Pranabda: A man for all seasons

Poornima Joshi Updated - December 06, 2021 at 12:18 PM.

Pranab Mukherjee was the quintessential elder who could scold without offending, and among the few who encouraged private enterprise at a time when India was still fashionably socialist

Pranab Mukherjee (1935-2020)

After he was sworn in as Prime Minister on May 26, 2014, Narendra Modi set aside ceremonial pleasantries to tell the then President, Pranab Mukherjee: “Pranabda, pull me up if there is ever any mistake”. The elderly Congressman was touched, as much by the words as the gestures of genuine admiration and respect that the PM and senior members of his Cabinet displayed towards him in the remaining years of his Presidency and even afterwards. The first dignitary Nirmala Sitharaman met after being elevated to the Union Cabinet was Pranabda, as he was universally known. Law Minister Ravi Shankar Prasad went around frequently. And among the few people the PM spent Diwali with in Delhi was Mukherjee, even until last year when he was in frail health and no longer an occupant of the President House.

 

As the deadly Covid-19 pandemic claimed the 84-year-old former President on Monday, the loss was felt not just by his colleagues in the Congress but by politicians from across the spectrum, diplomats and Heads of other States, particularly Bangladesh Prime Minister Sheikh Hasina for whom Mukherjee was more an elder brother than a foreign dignitary. In August, 2015, when Mukherjee’s wife Suvra passed away, the Bangladeshi premier broke all protocol and stayed with the family for two days. Mukherjee and his wife were, after all, the only family Sheikh Hasina had when she was in self-exile in India in the early 1980s’.

Pranab Mukherjee or “PM” as he would himself ironically reflect on the aspirational significance of his initials, missed being the Head of the Government only as much as he enjoyed being the Head of State. In his passing away, India has lost the last of the quintessential parliamentarians and politicians who had the grace to keep the professional strictly apart from the personal. He wrote as passionately about former PM Atal Behari Vajpayee’s skills and abilities as a parliamentarian as he opposed the politics that Vajpayee practiced. Mukherjee and Vajpayee frequently went for morning walks together even when he bitterly criticised the BJP on Ram temple. And he commanded collaboration from parties of all hues. For his election as President in 2012, constituents of the opposing NDA – the Janata Dal (United) and the Shiv Sena – broke ranks and supported his candidature.

But in his almost universal acceptance as an elderly statesman, Mukherjee could also get uncharacteristically touchy and flash his dreaded temper to those unfortunate enough to be close by. In his downstairs room in Parliament, senior party colleagues could sometimes be seen nudging each other to go in first, just in case Mukherjee was in a bad mood. During his election, there were initial signs of reluctance from West Bengal Chief Minister Mamata Banerjee even though all her party MPs were frequenting Mukherjee’s residence as a gesture of support. A senior Trinamool Congress MP got the dressing down of his life when he called Mukherjee to cajole him to convince Mamata Banerjee officially to support his candidature. Banerjee finally did give in because it would have been impossible for the Chief Minister of West Bengal to not back a Bengali as President, a fact that the canny veteran had probably already factored in when he snubbed her by refusing to personally call to canvass support.

The former President wore many hats in his over 50-year-old political career, especially in the two terms of the UPA – besides being Minister of Finance and Defence, he unofficially managed Parliamentary Affairs for the Congress, even getting the BJP on board to support crucial legislations like the Pension Fund Regulatory and Development Authority Bill (PFRDA), headed over 50 Groups of Ministers (GoMs) and was the perennial trouble-shooter for the then PM Manmohan Singh.

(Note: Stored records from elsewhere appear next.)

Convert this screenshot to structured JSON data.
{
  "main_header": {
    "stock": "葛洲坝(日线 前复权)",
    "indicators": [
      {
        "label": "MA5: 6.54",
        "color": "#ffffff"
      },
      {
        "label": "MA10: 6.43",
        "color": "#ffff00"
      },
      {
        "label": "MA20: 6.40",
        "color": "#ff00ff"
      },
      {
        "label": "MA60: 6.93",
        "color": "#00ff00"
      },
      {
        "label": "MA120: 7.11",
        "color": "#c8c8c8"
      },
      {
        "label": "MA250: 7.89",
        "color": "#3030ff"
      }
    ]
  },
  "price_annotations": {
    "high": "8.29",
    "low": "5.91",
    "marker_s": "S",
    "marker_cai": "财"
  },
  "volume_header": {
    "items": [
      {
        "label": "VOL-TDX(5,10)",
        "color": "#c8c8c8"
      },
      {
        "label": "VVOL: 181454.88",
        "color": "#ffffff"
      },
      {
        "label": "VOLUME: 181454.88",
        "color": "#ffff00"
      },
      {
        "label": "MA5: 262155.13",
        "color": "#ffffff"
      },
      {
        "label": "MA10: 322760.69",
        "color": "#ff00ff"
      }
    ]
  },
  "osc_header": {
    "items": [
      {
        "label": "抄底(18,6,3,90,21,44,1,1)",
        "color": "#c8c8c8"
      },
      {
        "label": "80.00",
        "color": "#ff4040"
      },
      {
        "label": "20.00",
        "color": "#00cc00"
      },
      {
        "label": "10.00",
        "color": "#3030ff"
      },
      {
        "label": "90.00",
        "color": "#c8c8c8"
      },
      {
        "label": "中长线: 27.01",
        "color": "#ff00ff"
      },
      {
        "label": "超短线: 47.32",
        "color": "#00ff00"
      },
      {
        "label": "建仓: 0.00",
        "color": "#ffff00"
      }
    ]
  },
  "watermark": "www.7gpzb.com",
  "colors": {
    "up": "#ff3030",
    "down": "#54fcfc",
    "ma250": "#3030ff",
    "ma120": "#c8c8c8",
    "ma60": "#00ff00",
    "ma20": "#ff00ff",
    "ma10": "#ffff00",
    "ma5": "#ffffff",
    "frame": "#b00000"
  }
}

But what remained his lifelong passion was Finance, from the time he was an economics teacher in a non-descript Bengali school to when he rose to become India’s youngest Finance Minister in Indira Gandhi’s Cabinet in 1982 and skilfully negotiated the IMF’s biggest ever loan and even returned the third tranche unused. In the time that India was still fashionably socialist, Mukherjee was among the few influential politicians who encouraged private enterprise, as Finance Minister and key figure in Indira Gandhi’s Cabinet.

Mukherjee’s temporary eclipse into the oblivion came when he fell out with Rajiv Gandhi who dropped him from his Cabinet and expelled him from the Congress. For a few years, Mukherjee floated his own party – the Rashtriya Samajwadi Congress – which he eventually merged with the Congress again in 1989. Like Indira Gandhi, P. V. Narasimha Rao recognised Mukherjee’s potential and completed his rehabilitation in the Congress by appointing him Chairman of the Planning Commission and then Foreign Minister in 1995. For the rest of his life, he remained steadfastly loyal to his parent party and the diverse offices he held. In Pranab Mukherjee’s demise, there is simply no one left in the political arena with his encyclopaedic knowledge and respect for Parliamentary and Constitutional ethics.